Forced labor, child labor, sexual harassment, discrimination, and dangerous working conditions need to be eliminated. These are just a few of the things that the people who make our clothes face every day.

Even though there are international standards and national laws that should protect people, human rights abuses are constant in the fashion industry. The Global Slavery Index estimates that 36 million people are living in some form of modern slavery; many of these people are making clothes for Western brands.

The legal minimum wage in most textile factory countries is rarely enough for workers to live on. For example, in Bangladesh, it is estimated that the minimum wage only covers 60% of the cost of living in a slum. Low wages put textile workers in a cycle of poverty and added pressure to work overtime, which impacts their health and safety, and also affects the quality of the garments.

On the other hand, making clothes consumes excessive amounts of water, energy, and other natural resources. We need to find new ways to make the clothes we love, without costing the earth.

Let’s tell a different story

Our clothes say a lot about us, but we don’t know much about our clothes.

Angelica Salazar © Solkes

It takes a lot to make a garment. Not just the designers, the brands, the stores, but also the cotton farms, the ginners, spinners, weavers, dyers, seamstresses, and other factory workers who make the clothes we love.

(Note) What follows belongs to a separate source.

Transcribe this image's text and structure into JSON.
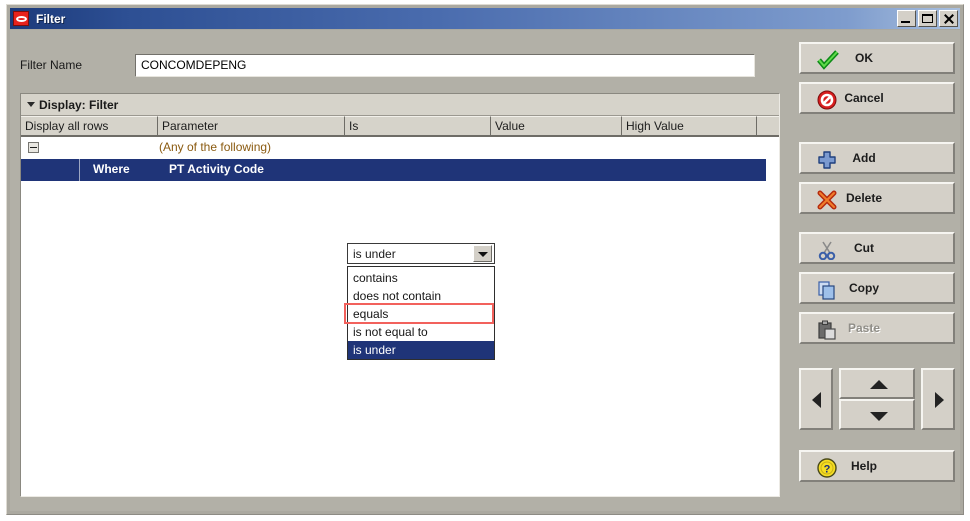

But the people who make our clothes are hidden. We don’t know who makes our clothes. And they don’t know who buys the clothes they make.

By thinking about the people and stories behind our closet, we can tell a different fashion story. Fashion Revolution invites us to be curious about the background of our clothes. Fashion is the skin we choose. The clothes we wear represent how we feel about ourselves. It is our message to the world about who we are.